Uma cena menos comentada, mas que merece a menção, é a que mostra os quatro heróis à mesa, discutindo, fumando e bebendo. O travelling combinado à conversa trivial entre os personagens traz um ar de leveza e descontração àquela reunião de fim de noite que faz com que o espectador se afeiçoe e se importe com eles. E essa brincadeira com a emoção do espectador e seu consequente e inevitável apego ao bromance, corrobora a imersão na trama; a interação do público que passa a torcer com ainda mais afinco pelos heróis após as baixas no grupo de policiais reunido por Elliot. Mas não dá para falar deste filme sem mencionar a bela sequência da estação de trem que faz referência explícita a O Encouraçado Potemkin (1925) – a clássica cena do carrinho de bebê na escadaria – angustiante na medida certa e um excelente exercício de tensão . A composição das sequências, mesmo que pareça milimetricamente calculada por De Palma, é o que torna este longa tão memorável.
É digna de nota a precisão artística ao retratar àquela época, com figurinos e cenografia que ambientam os personagens devidamente no submundo de Chicago da década de 1930. A paleta de cores utilizada (optando-se constantemente pela dessaturação, com alguns poucos matizes mais vivos) é outro item de vital importância para o longa, tornando mais do que bem-sucedida a intenção do diretor em fazer um típico exemplar do estilo que a antiga Hollywood mais celebrava: os filmes de gângster.
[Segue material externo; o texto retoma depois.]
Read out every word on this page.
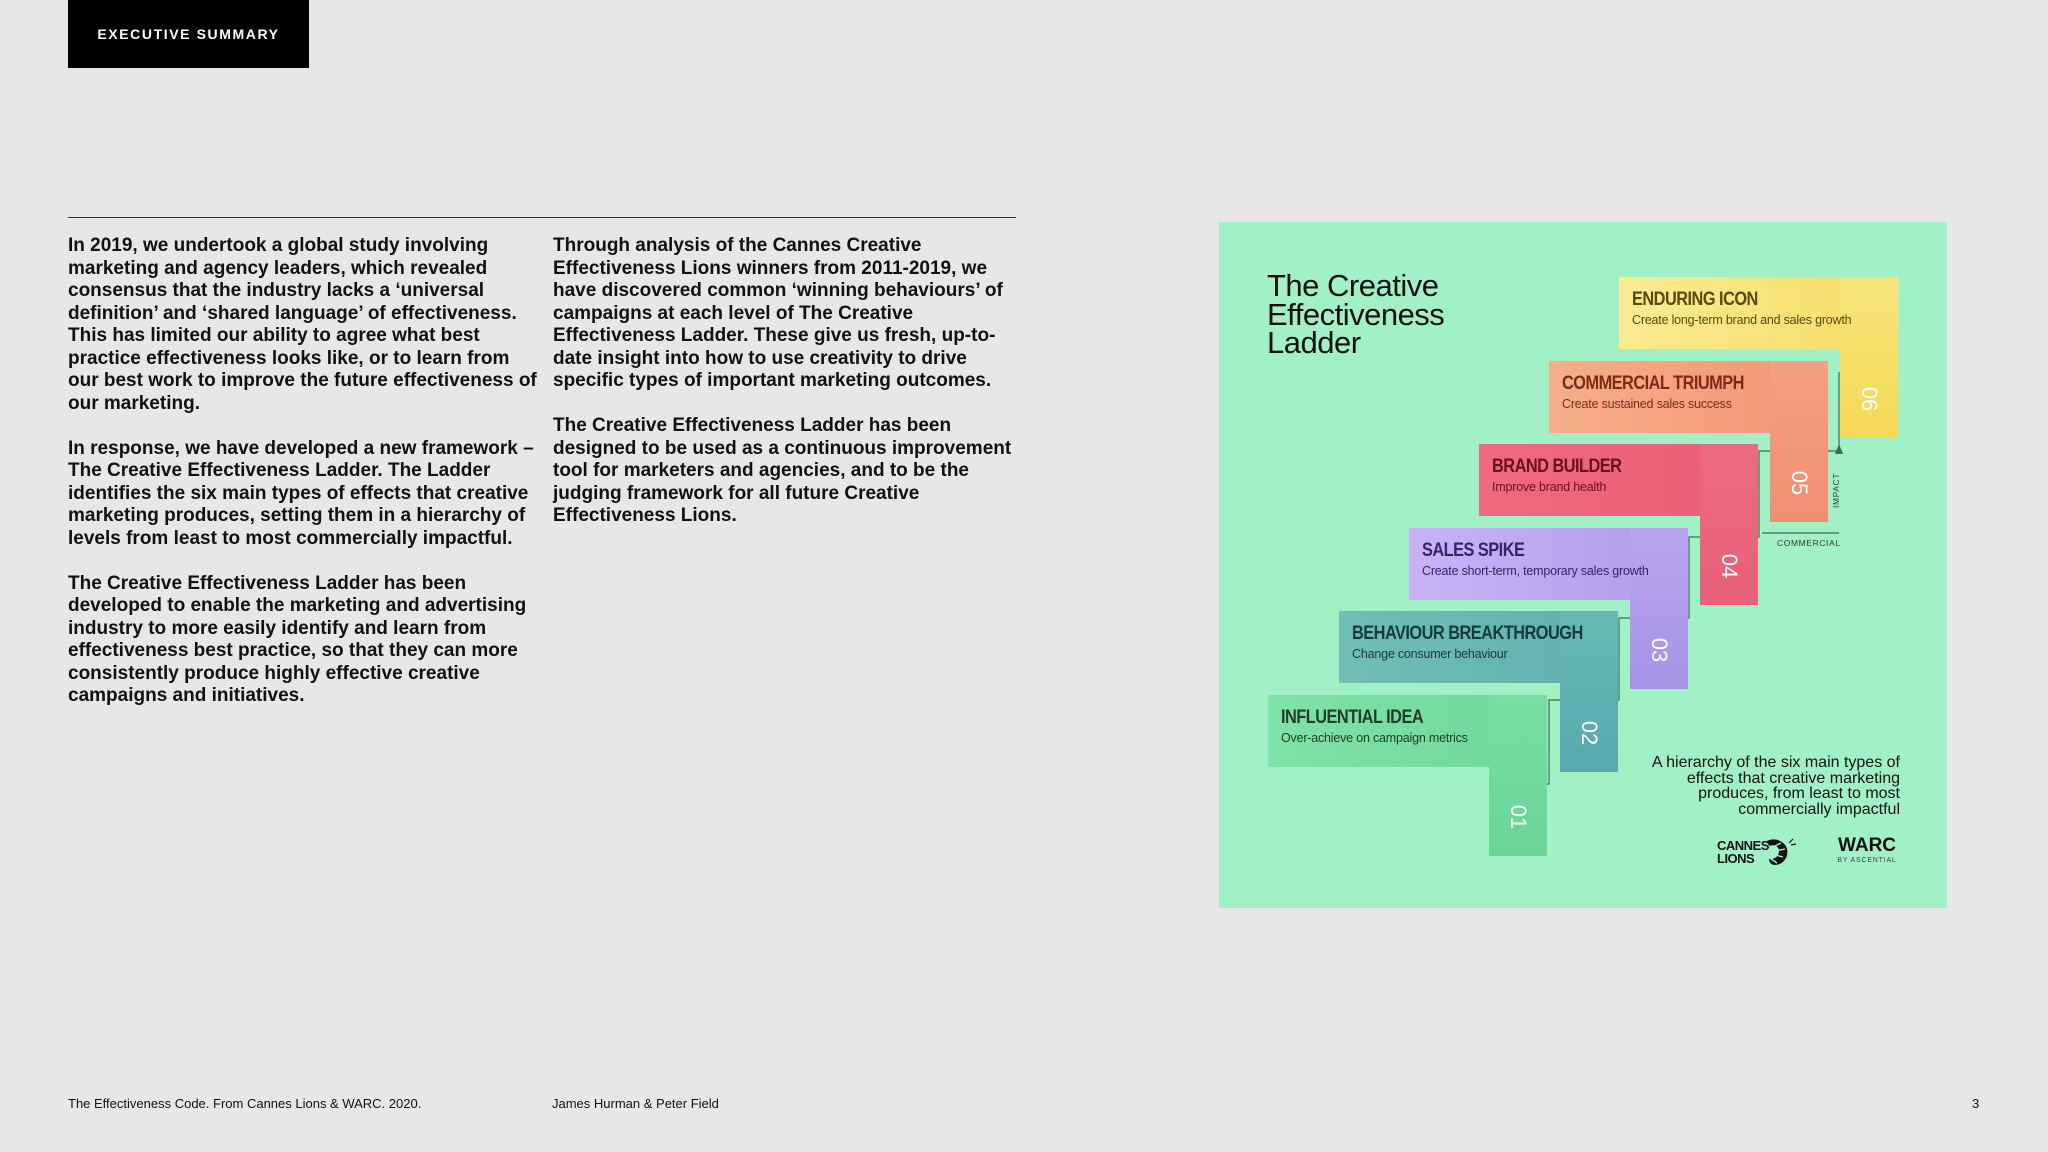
EXECUTIVE SUMMARY

In 2019, we undertook a global study involving marketing and agency leaders, which revealed consensus that the industry lacks a ‘universal definition’ and ‘shared language’ of effectiveness. This has limited our ability to agree what best practice effectiveness looks like, or to learn from our best work to improve the future effectiveness of our marketing.

In response, we have developed a new framework – The Creative Effectiveness Ladder. The Ladder identifies the six main types of effects that creative marketing produces, setting them in a hierarchy of levels from least to most commercially impactful.

The Creative Effectiveness Ladder has been developed to enable the marketing and advertising industry to more easily identify and learn from effectiveness best practice, so that they can more consistently produce highly effective creative campaigns and initiatives.

Through analysis of the Cannes Creative Effectiveness Lions winners from 2011-2019, we have discovered common ‘winning behaviours’ of campaigns at each level of The Creative Effectiveness Ladder. These give us fresh, up-to-date insight into how to use creativity to drive specific types of important marketing outcomes.

The Creative Effectiveness Ladder has been designed to be used as a continuous improvement tool for marketers and agencies, and to be the judging framework for all future Creative Effectiveness Lions.

The Creative Effectiveness Ladder
COMMERCIAL
IMPACT
ENDURING ICON
Create long-term brand and sales growth
06
COMMERCIAL TRIUMPH
Create sustained sales success
05
BRAND BUILDER
Improve brand health
04
SALES SPIKE
Create short-term, temporary sales growth
03
BEHAVIOUR BREAKTHROUGH
Change consumer behaviour
02
INFLUENTIAL IDEA
Over-achieve on campaign metrics
01
A hierarchy of the six main types of effects that creative marketing produces, from least to most commercially impactful
CANNES LIONS
WARC
BY ASCENTIAL
The Effectiveness Code. From Cannes Lions & WARC. 2020.	James Hurman & Peter Field	3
O desenho de produção acerta em cheio ao evocar a atmosfera dos antigos clássicos do gênero.
Para completar a trilha sonora, a cargo de Ennio Morricone (indicada ao Oscar em 1988), é fantástica, adicionando uma onda crescente de suspense e produzindo o impacto necessário no espectador em momentos bem pontuados, como na sequência do julgamento que enaltece a figura do herói.
Com uma direção cuidadosa e inspirada, uma montagem dinâmi-ca que torna o ritmo do filme sempre agradável e envolvente, e uma condução magistral da narrativa, Os Intocáveis trata-se de um clássico atemporal, daqueles filmes que devem sempre ser vistos e revistos. É um deleite cinematográfico, uma verdadeira aula de como se fazer cinema, um filmaço de Brian De Palma.